Genes related to the stilbene pathway are induced by
Al3+ depending on actin
The previous experiment indicated that RboH mediates the actin response
to aluminium. From our previous work, we knew already that activation of
RboH can activate genes of the stilbene pathway (Chang et al., 2011).
Therefore, we asked, whether actin is necessary for this activation. We
selected phenylammonium lyase (PAL ) as the first committed step
of the phenylpropanoid pathway, and two subpopulations of the stilbene
synthase family, resveratrol synthases (RS ), and canonical
stilbene synthases (STS ) as markers for the potential activation
of phytoalexin genes by Al3+.
As shown in Figure 3A , Al3+ (200 µM, 2 h)
significantly induced the transcripts of all three genes, a bit less
pronounced for STS (around 5-fold), as compared to PAL(around 6-fold), and RS (around 7-fold). To test, whether actin
filaments are necessary for this activation (Figure 3B ), we
first eliminated them by Latrunculin B (Suppl. Figure S1 ),
before adding aluminium. For RS and STS , this pretreatment
completely eliminated any induction by aluminium. Also for PAL ,
this effect was observed, although, here, still a net induction of
around 3-fold over the control remained. To test, whether bundling of
actin was sufficient to induce phytoalexins, we probed the transcript
levels of PAL in response to 1 µM of phalloidin administered for
2 h in the absence of Al3+ (Suppl. Figure
S2 ). We observed a 10-fold induction, which was comparable to that seen
for AlCl3 treatment (Figure 3A ). Thus, bundling
of actin filaments (here obtained by phalloidin) can fully mimic the
effect of AlCl3 on the induction of PAL(Figure 3B ).

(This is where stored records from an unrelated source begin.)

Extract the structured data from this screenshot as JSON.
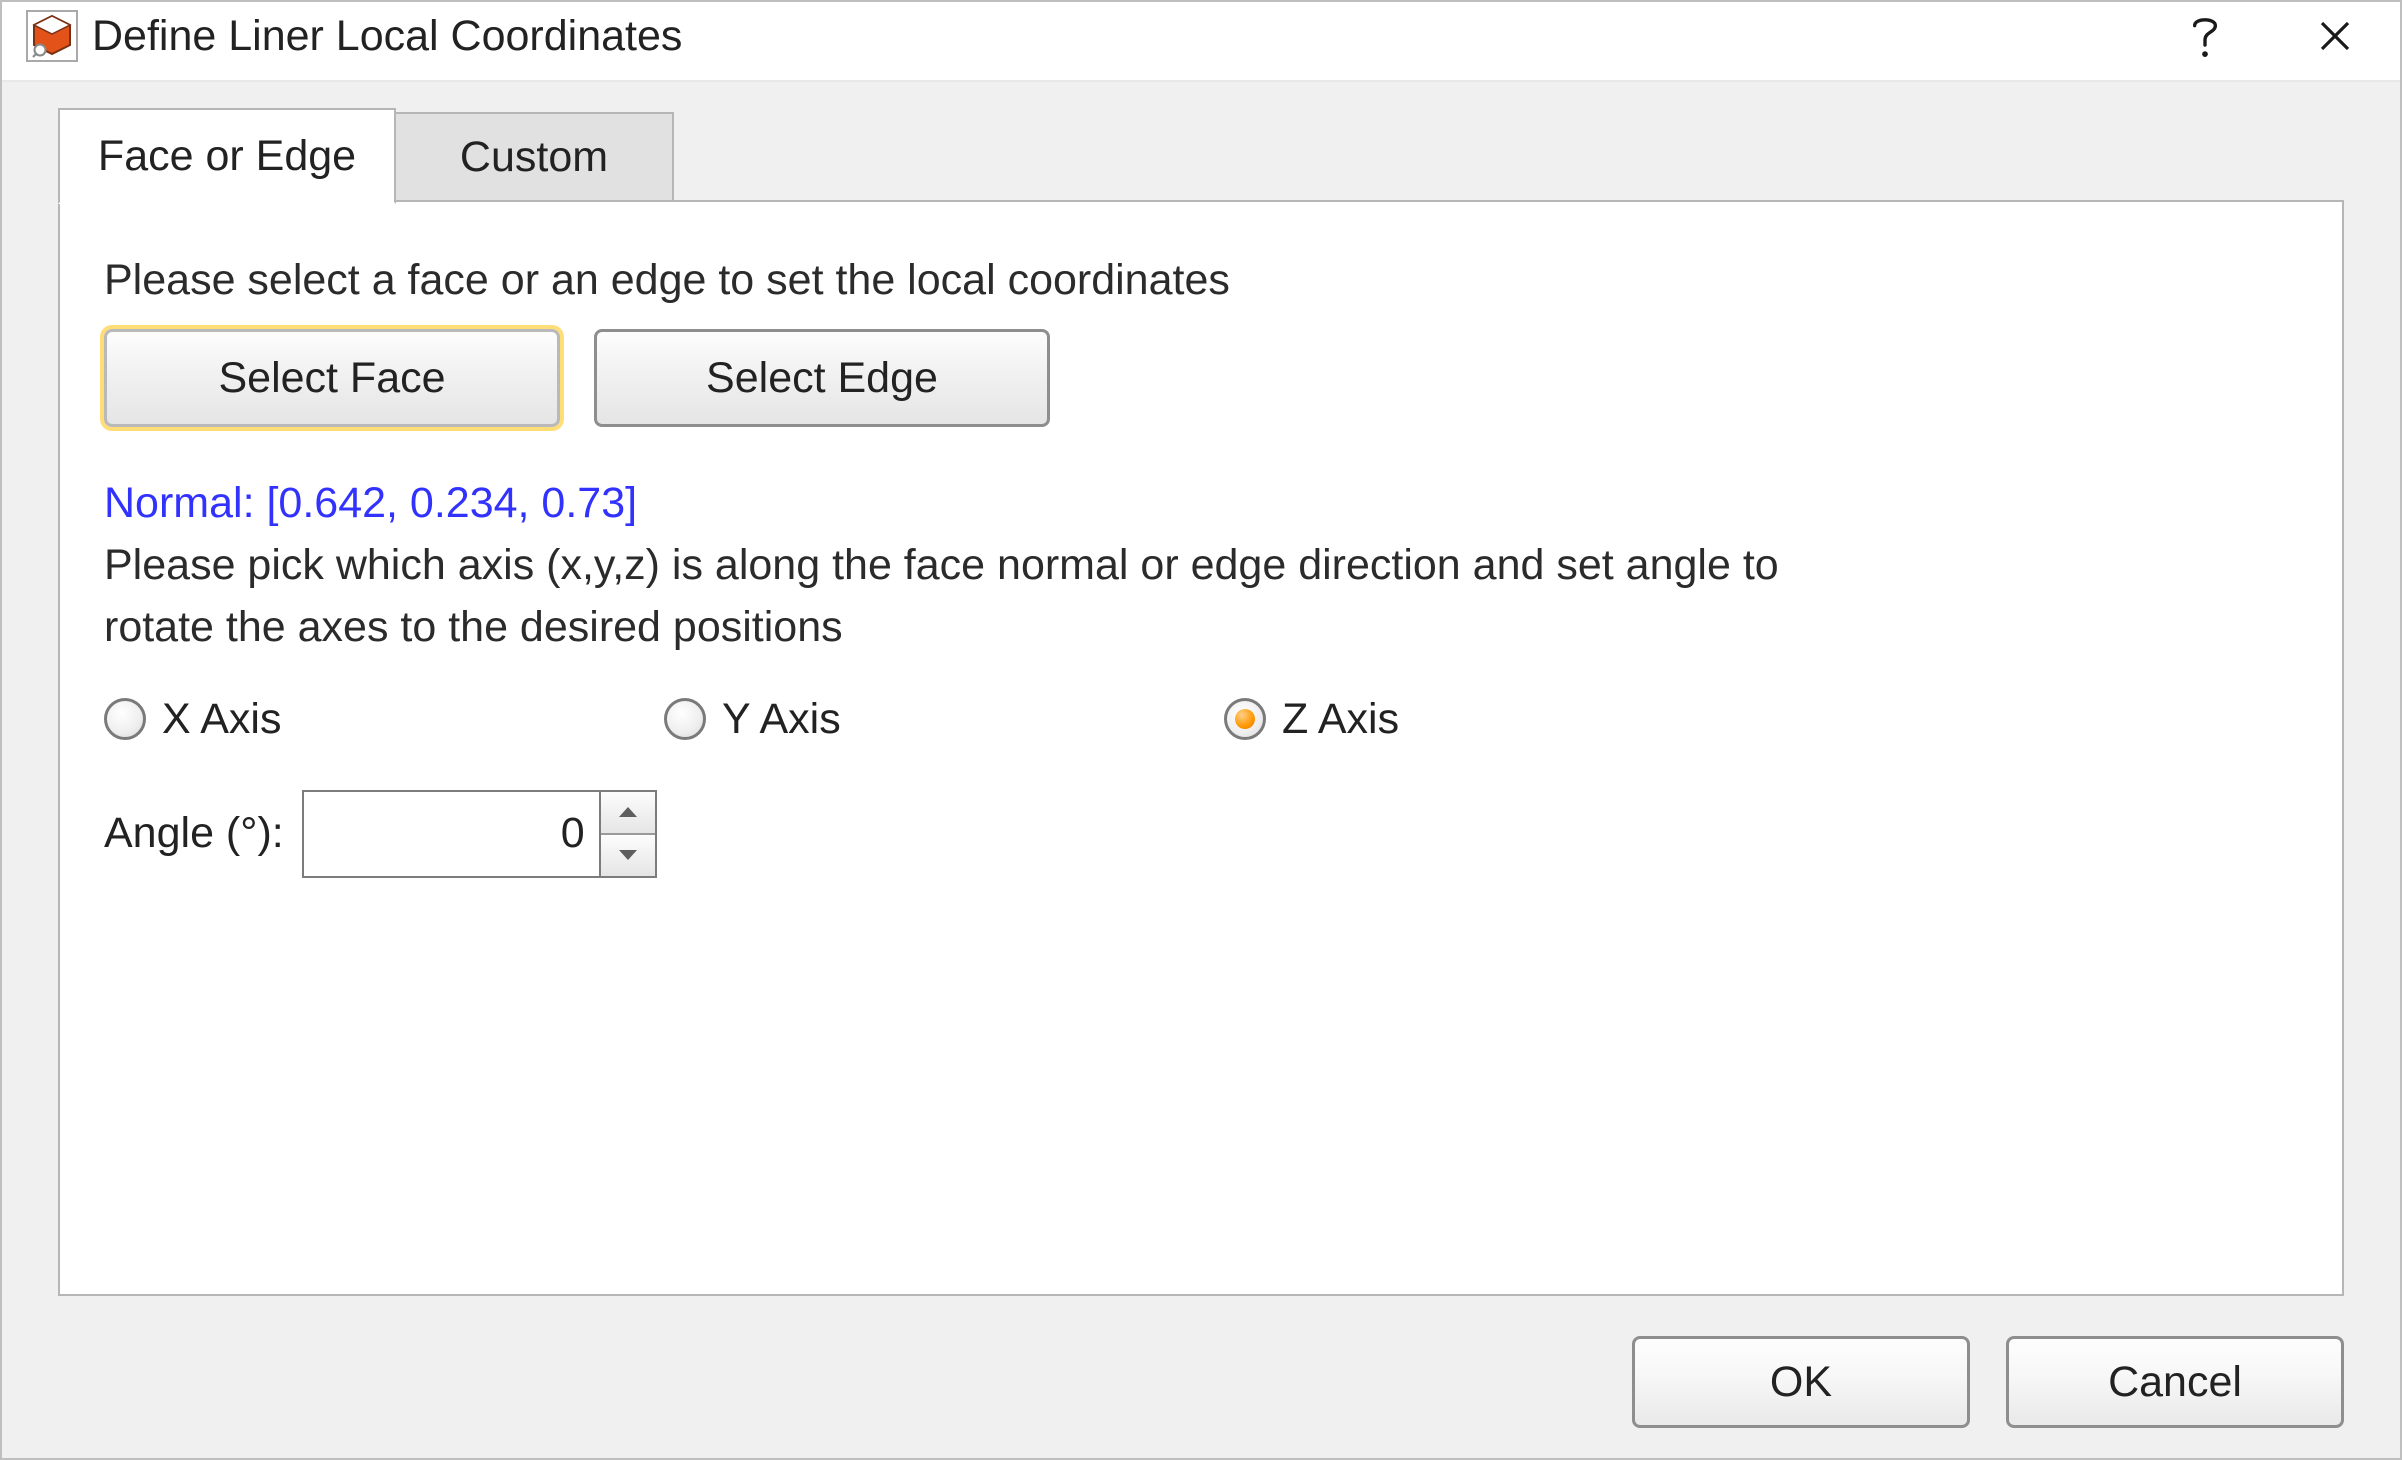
{
  "title": "Define Liner Local Coordinates",
  "tabs": {
    "face_or_edge": "Face or Edge",
    "custom": "Custom"
  },
  "content": {
    "instruction1": "Please select a face or an edge to set the local coordinates",
    "select_face": "Select Face",
    "select_edge": "Select Edge",
    "normal": "Normal: [0.642, 0.234, 0.73]",
    "instruction2": "Please pick which axis (x,y,z) is along the face normal or edge direction and set angle to rotate the axes to the desired positions",
    "axes": {
      "x": "X Axis",
      "y": "Y Axis",
      "z": "Z Axis",
      "selected": "z"
    },
    "angle_label": "Angle (°):",
    "angle_value": "0"
  },
  "buttons": {
    "ok": "OK",
    "cancel": "Cancel"
  }
}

Surprisingly, LatB, if administered in the absence of aluminium, induced
a conspicuous activation of all three genes as well (Figure
3A ), which for PAL and RS was even exceeding the reponse
obtained by aluminium. In other words: two triggers that each activated
gene expression, acted antagonistically, if they were combined. This
outcome was not only unexpected, but even seemingly paradox.
To understand, to what extent this induction of transcripts was linked
with PTI, which is initiated by a calcium influx that can be measured as
extracellular alkalinisation, we probed for potential changes of
extracellular pH in response to AlCl3 (Suppl.
Figure S3 ), however, we did not observe any alkalinisation Instead, pH
dropped slightly, which is linked with the acidification caused by
aluminium ions. Consistently, there was also no dependence on
GdCl3, an inhibitor of calcium channels that in PTI can
block extracellular alkalinisation (Chang & Nick, 2012).